Our ability to perform repetitive tasks is known to involve both conscious and unconscious learning, and is one of the things that declines with aging and after stroke. However, how the conscious and unconscious processes interact with each other at baseline is not well understood.

In a 2017 study, Dr. Wheaton’s lab recruited healthy individuals to perform a simple task: they were given a remote control with 4 buttons and shown four white boxes on a computer screen. Each time one of the boxes turned red, they were supposed to push the button on the remote that corresponded to that box. The participants were not told that the sequence of red boxes was repeating. In the first part of the study, the researchers wanted to know if they could tell who figured out the pattern based on whether or not they got faster at pushing the right button over time.

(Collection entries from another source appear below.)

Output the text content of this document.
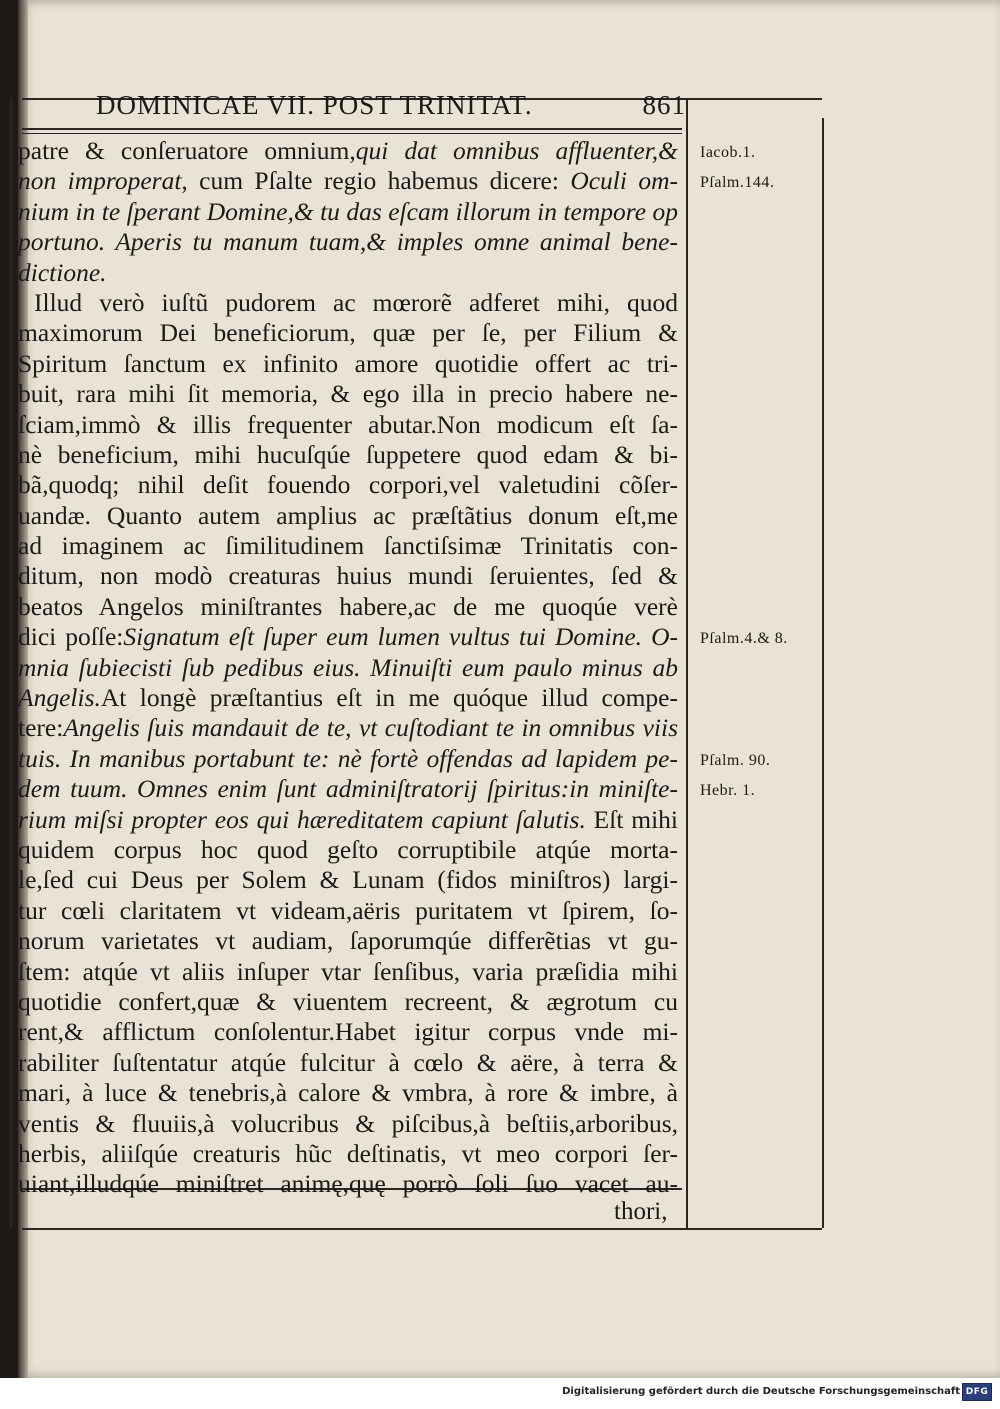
DOMINICAE VII. POST TRINITAT.	861
patre & conſeruatore omnium,qui dat omnibus affluenter,&
non improperat, cum Pſalte regio habemus dicere: Oculi om-
nium in te ſperant Domine,& tu das eſcam illorum in tempore op
portuno. Aperis tu manum tuam,& imples omne animal bene-
dictione.
Illud verò iuſtũ pudorem ac mœrorẽ adferet mihi, quod
maximorum Dei beneficiorum, quæ per ſe, per Filium &
Spiritum ſanctum ex infinito amore quotidie offert ac tri-
buit, rara mihi ſit memoria, & ego illa in precio habere ne-
ſciam,immò & illis frequenter abutar.Non modicum eſt ſa-
nè beneficium, mihi hucuſqúe ſuppetere quod edam & bi-
bã,quodq; nihil deſit fouendo corpori,vel valetudini cõſer-
uandæ. Quanto autem amplius ac præſtãtius donum eſt,me
ad imaginem ac ſimilitudinem ſanctiſsimæ Trinitatis con-
ditum, non modò creaturas huius mundi ſeruientes, ſed &
beatos Angelos miniſtrantes habere,ac de me quoqúe verè
dici poſſe:Signatum eſt ſuper eum lumen vultus tui Domine. O-
mnia ſubiecisti ſub pedibus eius. Minuiſti eum paulo minus ab
Angelis.At longè præſtantius eſt in me quóque illud compe-
tere:Angelis ſuis mandauit de te, vt cuſtodiant te in omnibus viis
tuis. In manibus portabunt te: nè fortè offendas ad lapidem pe-
dem tuum. Omnes enim ſunt adminiſtratorij ſpiritus:in miniſte-
rium miſsi propter eos qui hæreditatem capiunt ſalutis. Eſt mihi
quidem corpus hoc quod geſto corruptibile atqúe morta-
le,ſed cui Deus per Solem & Lunam (fidos miniſtros) largi-
tur cœli claritatem vt videam,aëris puritatem vt ſpirem, ſo-
norum varietates vt audiam, ſaporumqúe differẽtias vt gu-
ſtem: atqúe vt aliis inſuper vtar ſenſibus, varia præſidia mihi
quotidie confert,quæ & viuentem recreent, & ægrotum cu
rent,& afflictum conſolentur.Habet igitur corpus vnde mi-
rabiliter ſuſtentatur atqúe fulcitur à cœlo & aëre, à terra &
mari, à luce & tenebris,à calore & vmbra, à rore & imbre, à
ventis & fluuiis,à volucribus & piſcibus,à beſtiis,arboribus,
herbis, aliiſqúe creaturis hũc deſtinatis, vt meo corpori ſer-
uiant,illudqúe miniſtret animę,quę porrò ſoli ſuo vacet au-
Iacob.1.
Pſalm.144.
Pſalm.4.& 8.
Pſalm. 90.
Hebr. 1.
thori,
Digitalisierung gefördert durch die Deutsche Forschungsgemeinschaft DFG
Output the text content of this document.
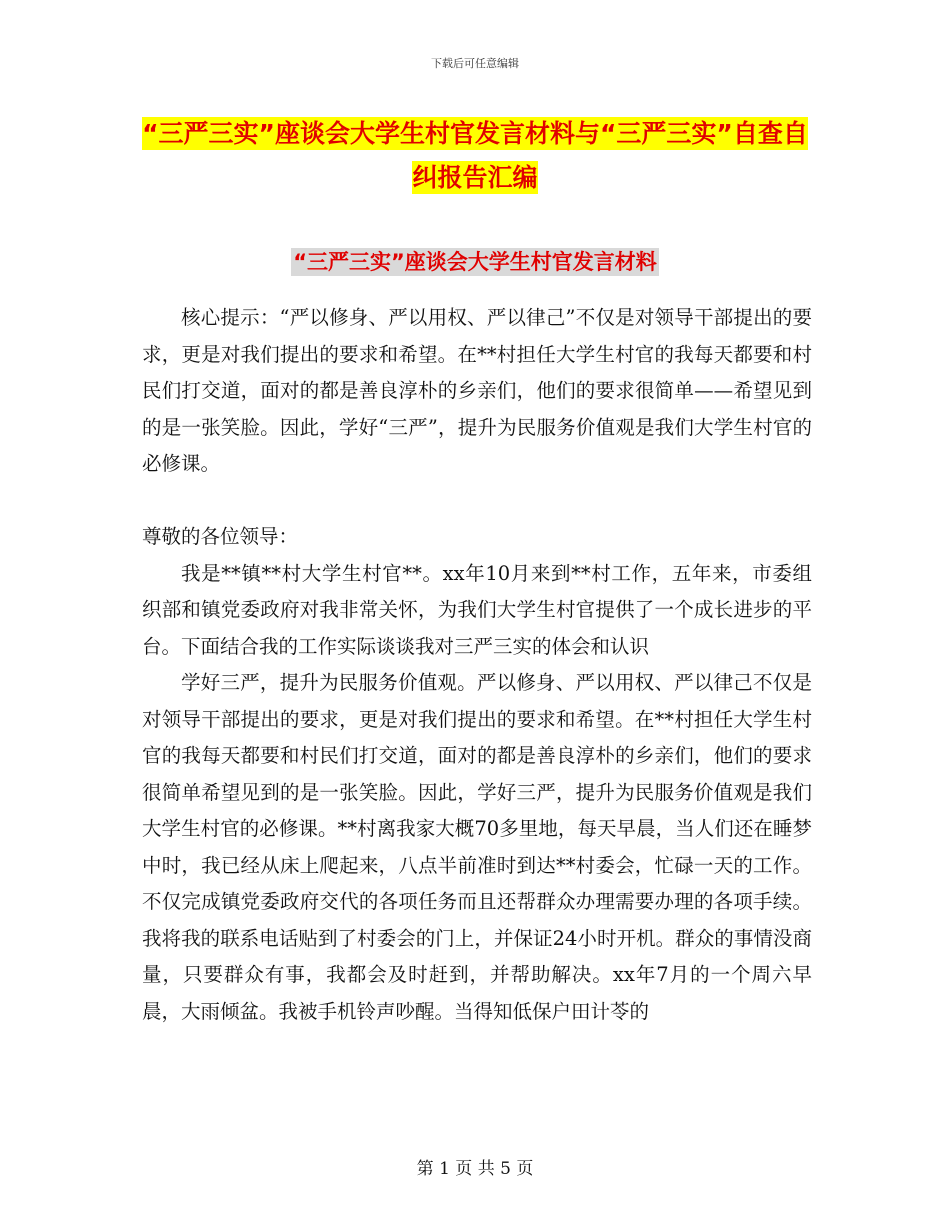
下载后可任意编辑
“三严三实”座谈会大学生村官发言材料与“三严三实”自查自纠报告汇编
“三严三实”座谈会大学生村官发言材料

核心提示：“严以修身、严以用权、严以律己”不仅是对领导干部提出的要求，更是对我们提出的要求和希望。在**村担任大学生村官的我每天都要和村民们打交道，面对的都是善良淳朴的乡亲们，他们的要求很简单——希望见到的是一张笑脸。因此，学好“三严”，提升为民服务价值观是我们大学生村官的必修课。

尊敬的各位领导：

我是**镇**村大学生村官**。xx年10月来到**村工作，五年来，市委组织部和镇党委政府对我非常关怀，为我们大学生村官提供了一个成长进步的平台。下面结合我的工作实际谈谈我对三严三实的体会和认识

学好三严，提升为民服务价值观。严以修身、严以用权、严以律己不仅是对领导干部提出的要求，更是对我们提出的要求和希望。在**村担任大学生村官的我每天都要和村民们打交道，面对的都是善良淳朴的乡亲们，他们的要求很简单希望见到的是一张笑脸。因此，学好三严，提升为民服务价值观是我们大学生村官的必修课。**村离我家大概70多里地，每天早晨，当人们还在睡梦中时，我已经从床上爬起来，八点半前准时到达**村委会，忙碌一天的工作。不仅完成镇党委政府交代的各项任务而且还帮群众办理需要办理的各项手续。我将我的联系电话贴到了村委会的门上，并保证24小时开机。群众的事情没商量，只要群众有事，我都会及时赶到，并帮助解决。xx年7月的一个周六早晨，大雨倾盆。我被手机铃声吵醒。当得知低保户田计苓的

第 1 页 共 5 页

This turned out to be a reliable indicator: people who were able to tell the researchers what the pattern was at the end of the experiment also improved their response times during the experiment, while those that didn’t figure out the pattern also didn’t get faster.

In the second part of the study, the researchers wanted to know what changes in brain activity happened when the participants figured out the pattern. So they hooked the participants up to an EEG during the button-pushing experiment, and looked for changes that happened around the time that the participants got faster at responding. They found a consistent series of activations across regions in the frontoparietal region of the brain in participants who noticed the pattern, but not in participants who didn’t. The researchers think this EEG pattern may be the result of a shift from relying on visual stimuli (i.e. watching the boxes on the screen) to relying on an internal stimulus (i.e. knowledge of the pattern).